In molti, soprattutto nelle destre europee e a partire da Marine Le Pen, parlano però di una vittoria politica indiscutibile, di un risultato che ha permesso di scalzare il partito socialista dalla guida di molte regioni (il conto è difficile visto il ridisegno dei confini e gli accorpamenti, ma comunque fino a ieri le governavano tutte meno una) di un fiume in piena dell’ultradestra che avanza “e che nessuno potrà fermare”, come dice la leader del partito.
Fermare un altro partito senza prenderne il posto, ma anzi lasciandolo a un’altra forza di destra più “tradizionale” non è una vittoria.
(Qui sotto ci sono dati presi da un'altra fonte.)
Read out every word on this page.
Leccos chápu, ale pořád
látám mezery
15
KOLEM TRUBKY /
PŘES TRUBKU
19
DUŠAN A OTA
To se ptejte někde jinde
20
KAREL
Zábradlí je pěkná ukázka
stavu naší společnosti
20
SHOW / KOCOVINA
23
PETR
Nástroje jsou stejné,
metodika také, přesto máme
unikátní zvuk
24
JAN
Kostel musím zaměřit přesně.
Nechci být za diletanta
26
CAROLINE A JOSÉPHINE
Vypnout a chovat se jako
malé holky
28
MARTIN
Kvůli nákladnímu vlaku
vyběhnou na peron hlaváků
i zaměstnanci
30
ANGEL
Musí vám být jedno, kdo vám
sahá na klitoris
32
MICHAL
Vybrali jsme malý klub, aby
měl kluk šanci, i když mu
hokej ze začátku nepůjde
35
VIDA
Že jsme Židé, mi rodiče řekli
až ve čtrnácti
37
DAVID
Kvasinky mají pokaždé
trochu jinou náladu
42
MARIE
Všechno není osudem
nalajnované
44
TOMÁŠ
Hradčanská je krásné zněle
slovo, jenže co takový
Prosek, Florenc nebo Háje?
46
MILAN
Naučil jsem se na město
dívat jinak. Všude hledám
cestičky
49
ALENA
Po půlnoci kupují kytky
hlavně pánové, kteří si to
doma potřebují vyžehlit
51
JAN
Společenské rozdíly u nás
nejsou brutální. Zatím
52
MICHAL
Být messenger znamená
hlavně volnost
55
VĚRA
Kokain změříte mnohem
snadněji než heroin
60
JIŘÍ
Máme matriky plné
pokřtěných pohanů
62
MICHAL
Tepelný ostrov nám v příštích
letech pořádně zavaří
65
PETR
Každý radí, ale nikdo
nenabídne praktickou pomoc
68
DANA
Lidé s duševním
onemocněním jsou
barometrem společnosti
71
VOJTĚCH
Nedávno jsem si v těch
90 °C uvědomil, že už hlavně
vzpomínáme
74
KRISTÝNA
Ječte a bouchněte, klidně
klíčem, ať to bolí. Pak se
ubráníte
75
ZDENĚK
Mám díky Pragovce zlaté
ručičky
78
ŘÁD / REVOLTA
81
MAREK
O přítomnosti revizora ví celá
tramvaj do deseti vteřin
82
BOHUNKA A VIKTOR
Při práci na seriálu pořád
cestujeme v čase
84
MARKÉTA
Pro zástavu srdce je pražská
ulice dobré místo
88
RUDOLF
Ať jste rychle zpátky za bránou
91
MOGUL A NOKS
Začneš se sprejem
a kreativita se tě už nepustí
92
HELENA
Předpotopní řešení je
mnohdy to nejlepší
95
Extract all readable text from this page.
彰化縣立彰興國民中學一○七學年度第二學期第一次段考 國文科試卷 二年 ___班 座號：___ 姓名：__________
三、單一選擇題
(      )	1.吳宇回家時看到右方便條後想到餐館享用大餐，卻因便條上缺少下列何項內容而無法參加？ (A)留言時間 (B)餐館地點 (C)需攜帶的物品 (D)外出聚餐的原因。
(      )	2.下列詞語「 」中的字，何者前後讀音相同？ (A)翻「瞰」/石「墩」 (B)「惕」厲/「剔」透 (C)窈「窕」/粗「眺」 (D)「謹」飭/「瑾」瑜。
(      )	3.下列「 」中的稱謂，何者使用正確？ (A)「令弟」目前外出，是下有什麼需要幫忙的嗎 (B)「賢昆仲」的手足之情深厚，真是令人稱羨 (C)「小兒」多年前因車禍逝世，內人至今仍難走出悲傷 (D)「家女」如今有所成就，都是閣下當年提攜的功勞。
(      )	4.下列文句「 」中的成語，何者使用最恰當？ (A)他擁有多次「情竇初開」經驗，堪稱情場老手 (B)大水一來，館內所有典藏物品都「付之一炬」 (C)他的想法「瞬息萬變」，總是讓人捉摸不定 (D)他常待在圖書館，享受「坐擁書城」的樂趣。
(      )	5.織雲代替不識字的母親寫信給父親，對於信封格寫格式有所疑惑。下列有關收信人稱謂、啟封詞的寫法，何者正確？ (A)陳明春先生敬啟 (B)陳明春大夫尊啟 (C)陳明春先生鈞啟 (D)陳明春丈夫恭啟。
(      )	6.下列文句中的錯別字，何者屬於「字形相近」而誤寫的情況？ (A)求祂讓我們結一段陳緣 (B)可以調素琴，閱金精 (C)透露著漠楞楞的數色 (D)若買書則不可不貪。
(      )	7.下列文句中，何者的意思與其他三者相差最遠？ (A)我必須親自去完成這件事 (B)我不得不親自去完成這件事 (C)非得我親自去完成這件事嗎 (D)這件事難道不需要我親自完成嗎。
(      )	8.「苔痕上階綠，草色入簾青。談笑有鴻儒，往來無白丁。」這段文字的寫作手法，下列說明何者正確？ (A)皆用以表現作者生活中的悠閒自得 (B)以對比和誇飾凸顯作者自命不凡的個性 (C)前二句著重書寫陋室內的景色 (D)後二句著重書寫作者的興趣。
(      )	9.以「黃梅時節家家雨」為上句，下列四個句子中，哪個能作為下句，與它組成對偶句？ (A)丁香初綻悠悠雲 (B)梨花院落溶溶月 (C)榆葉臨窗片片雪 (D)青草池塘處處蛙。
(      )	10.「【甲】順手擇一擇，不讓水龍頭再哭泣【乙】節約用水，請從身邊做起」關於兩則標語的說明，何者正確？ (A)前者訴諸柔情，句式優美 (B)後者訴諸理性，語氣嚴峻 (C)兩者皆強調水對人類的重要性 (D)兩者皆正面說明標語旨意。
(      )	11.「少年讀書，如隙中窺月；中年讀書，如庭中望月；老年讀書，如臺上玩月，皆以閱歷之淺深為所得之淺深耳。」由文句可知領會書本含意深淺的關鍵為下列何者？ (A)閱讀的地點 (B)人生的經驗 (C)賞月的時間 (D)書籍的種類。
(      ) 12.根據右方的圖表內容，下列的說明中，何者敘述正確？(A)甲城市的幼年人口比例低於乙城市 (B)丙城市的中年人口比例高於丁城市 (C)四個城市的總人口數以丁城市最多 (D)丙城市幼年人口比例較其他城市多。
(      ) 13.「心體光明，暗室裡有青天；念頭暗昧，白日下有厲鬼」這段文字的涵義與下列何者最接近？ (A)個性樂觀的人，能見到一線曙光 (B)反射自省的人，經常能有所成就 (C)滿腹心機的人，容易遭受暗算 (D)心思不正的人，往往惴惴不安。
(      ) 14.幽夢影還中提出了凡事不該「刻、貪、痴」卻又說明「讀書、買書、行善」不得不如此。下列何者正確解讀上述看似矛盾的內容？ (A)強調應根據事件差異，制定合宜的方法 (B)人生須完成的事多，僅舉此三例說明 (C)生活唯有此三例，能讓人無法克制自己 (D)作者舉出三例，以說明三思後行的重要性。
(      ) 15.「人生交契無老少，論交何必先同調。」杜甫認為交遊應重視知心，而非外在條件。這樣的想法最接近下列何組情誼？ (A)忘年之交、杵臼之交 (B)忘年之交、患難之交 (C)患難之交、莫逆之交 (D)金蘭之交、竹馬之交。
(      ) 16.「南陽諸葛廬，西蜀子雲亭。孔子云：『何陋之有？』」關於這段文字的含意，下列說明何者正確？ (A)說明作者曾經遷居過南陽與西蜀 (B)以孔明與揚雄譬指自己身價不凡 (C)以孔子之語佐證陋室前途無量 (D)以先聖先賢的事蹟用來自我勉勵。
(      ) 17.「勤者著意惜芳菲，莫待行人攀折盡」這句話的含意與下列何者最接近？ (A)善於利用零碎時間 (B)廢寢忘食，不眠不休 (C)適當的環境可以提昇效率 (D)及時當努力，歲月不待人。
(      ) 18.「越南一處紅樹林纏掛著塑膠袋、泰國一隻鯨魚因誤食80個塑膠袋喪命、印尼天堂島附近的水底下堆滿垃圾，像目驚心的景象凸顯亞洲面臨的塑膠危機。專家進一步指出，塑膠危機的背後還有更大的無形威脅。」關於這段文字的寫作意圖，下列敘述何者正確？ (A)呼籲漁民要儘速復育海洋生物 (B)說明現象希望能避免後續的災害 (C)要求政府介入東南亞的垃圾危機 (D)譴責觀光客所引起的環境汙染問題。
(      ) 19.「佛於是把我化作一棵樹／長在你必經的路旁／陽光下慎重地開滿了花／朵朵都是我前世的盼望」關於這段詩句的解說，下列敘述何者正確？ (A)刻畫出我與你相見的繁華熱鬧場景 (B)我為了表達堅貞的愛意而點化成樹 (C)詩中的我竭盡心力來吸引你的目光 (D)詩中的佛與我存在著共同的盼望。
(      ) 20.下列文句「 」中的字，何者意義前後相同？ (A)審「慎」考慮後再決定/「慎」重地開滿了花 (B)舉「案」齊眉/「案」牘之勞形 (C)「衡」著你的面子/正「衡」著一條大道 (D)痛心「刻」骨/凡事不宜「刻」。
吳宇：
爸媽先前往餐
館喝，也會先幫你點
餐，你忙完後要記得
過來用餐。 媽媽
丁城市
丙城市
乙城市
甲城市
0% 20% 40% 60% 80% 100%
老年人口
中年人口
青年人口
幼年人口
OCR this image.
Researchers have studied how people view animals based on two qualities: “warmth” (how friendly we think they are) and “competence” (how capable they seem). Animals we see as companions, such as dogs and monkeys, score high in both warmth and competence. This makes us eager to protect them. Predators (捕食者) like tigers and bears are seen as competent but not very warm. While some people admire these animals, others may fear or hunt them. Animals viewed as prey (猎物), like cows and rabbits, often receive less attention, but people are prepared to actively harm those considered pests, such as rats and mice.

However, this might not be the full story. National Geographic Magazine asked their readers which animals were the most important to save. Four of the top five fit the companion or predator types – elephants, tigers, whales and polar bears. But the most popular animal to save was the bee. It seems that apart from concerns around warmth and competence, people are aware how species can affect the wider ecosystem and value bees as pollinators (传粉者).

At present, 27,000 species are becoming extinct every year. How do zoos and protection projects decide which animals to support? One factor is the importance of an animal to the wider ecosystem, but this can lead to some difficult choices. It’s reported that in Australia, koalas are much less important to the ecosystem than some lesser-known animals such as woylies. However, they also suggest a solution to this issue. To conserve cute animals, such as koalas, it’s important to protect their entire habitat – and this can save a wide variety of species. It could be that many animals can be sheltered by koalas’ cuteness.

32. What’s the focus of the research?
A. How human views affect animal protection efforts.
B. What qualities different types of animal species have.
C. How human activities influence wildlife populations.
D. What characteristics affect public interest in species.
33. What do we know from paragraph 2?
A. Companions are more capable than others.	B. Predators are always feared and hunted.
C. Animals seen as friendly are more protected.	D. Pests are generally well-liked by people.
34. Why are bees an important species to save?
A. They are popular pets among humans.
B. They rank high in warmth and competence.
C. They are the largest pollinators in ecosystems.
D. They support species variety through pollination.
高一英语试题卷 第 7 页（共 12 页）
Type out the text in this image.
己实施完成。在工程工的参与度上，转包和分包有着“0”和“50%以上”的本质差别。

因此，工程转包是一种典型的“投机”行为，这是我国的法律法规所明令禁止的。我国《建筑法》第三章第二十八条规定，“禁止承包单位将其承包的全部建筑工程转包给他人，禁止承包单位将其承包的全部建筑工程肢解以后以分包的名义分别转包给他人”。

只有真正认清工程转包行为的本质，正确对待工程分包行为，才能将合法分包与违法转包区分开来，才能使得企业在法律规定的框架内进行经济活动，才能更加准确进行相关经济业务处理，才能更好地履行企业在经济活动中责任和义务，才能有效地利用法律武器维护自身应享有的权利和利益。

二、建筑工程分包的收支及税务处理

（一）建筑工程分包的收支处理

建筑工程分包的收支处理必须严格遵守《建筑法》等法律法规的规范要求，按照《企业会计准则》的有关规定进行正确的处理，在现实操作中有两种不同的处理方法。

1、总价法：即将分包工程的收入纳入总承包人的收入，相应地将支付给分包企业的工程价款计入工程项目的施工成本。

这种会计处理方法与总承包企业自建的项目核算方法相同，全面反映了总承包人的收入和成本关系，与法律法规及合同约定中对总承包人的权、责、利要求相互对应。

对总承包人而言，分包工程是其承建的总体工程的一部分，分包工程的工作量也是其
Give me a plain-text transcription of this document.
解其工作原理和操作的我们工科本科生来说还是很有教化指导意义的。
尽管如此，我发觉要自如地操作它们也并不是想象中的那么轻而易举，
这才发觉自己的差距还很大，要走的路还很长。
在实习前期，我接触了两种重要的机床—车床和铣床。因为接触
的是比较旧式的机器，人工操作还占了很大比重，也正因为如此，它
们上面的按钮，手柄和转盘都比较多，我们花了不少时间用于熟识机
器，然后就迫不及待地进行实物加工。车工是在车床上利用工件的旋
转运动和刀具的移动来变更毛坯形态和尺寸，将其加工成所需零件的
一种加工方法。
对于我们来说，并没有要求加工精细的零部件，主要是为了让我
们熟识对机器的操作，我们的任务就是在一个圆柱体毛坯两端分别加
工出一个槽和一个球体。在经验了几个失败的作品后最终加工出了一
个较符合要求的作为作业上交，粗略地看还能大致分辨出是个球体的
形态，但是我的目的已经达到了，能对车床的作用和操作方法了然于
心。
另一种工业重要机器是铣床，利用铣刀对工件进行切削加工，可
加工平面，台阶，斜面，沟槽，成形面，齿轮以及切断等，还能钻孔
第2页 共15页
E’ un successo politico magari, ma non una vittoria. Sul fatto che nessuno possa fermare la crescita del Front National invece c’è molto da discutere, a partire dal fatto che sì, ha preso un sacco di voti e rappresenta certamente un disagio molto forte di tanti francesi, ma quando si arriva al dunque gli elettori dell’Esagono scelgono altro. Se consideriamo le elezioni regionali come un tutt’uno, e non invece una numerosa serie di sconfitte di numerosi candidati, e ci ricordiamo del 2002 quando il padre di Marine fu sconfitto alle presidenziali ci sono già almeno due indizi del fatto che ai francesi, presi come insieme, piace protestare, ma al dunque si affidano alle forze tradizionali. Anche ai socialisti, che comunque cinque regioni le hanno vinte, e la cui indicazione di voto per i candidati di Nicolas Sarkozy è stata seguita, a dimostrazione che saranno pure pochi, ma hanno le idee chiare e, soprattutto, la volontà di esserci, di partecipare alle scelte. Sono indeboliti ma non dispersi.
Dunque questo fiume in piena può essere fermato, è accaduto tredici anni fa ed è accaduto ieri. Forse, e qui sta la domanda, è già stato fermato. La risposta arriverà nei prossimi mesi, nella lunga corsa alle presidenziali del 2017, e soprattutto nell’esito che avranno, ovviamente. Ora socialisti e conservatori (che scontano anche leadership non entusiasmanti sulle quali chi potrà, l’Ump, dovrà riflettere prima dea scelta del candidato presidente) sanno con chi hanno a che fare, dunque scelte politiche e, probabilmente, tatticismi saranno studiati nei dettagli per fermare prima del secondo turno quel 28 per cento che Marine Le Pen ha raccolto, a livello nazionale in queste elezioni regionali. E’ tanto, tantissimo, ovviamente, ma c’è anche un 72 per cento che non sta con il Front, che poi, a guardare bene i numeri, non è cresciuto rispetto all’ondata del 2002: circa 300mila voti in più, il che potrebbe indicare che quello è il livello massimo della protesta dei francesi che scelgono l’ultradestra. Non va poi dimenticata la tattica scelta da Le Pen in queste elezioni: programmi diversi regione per regione, anche su punti qualificanti come l’aborto, il welfare, i matrimoni gay. A livello nazionale questo gioco non potrà esser fatto, ci vorranno scelte nette, che distinguano fortemente l’FN dagli altri partiti, e sarà meno facile.
Queste elezioni regionali potrebbero essere state il canto del cigno Le Pen, di fronte ad elettori francesi che quando si tratta non di mandare un segnale, ma di decidere chi li governerà non scelgono il Front National. E questo lo dimostra anche qualche analisi sui flussi, secondo la quale alcuni che hanno votato FN al primo turno hanno poi scelto la destra tradizionale al secondo.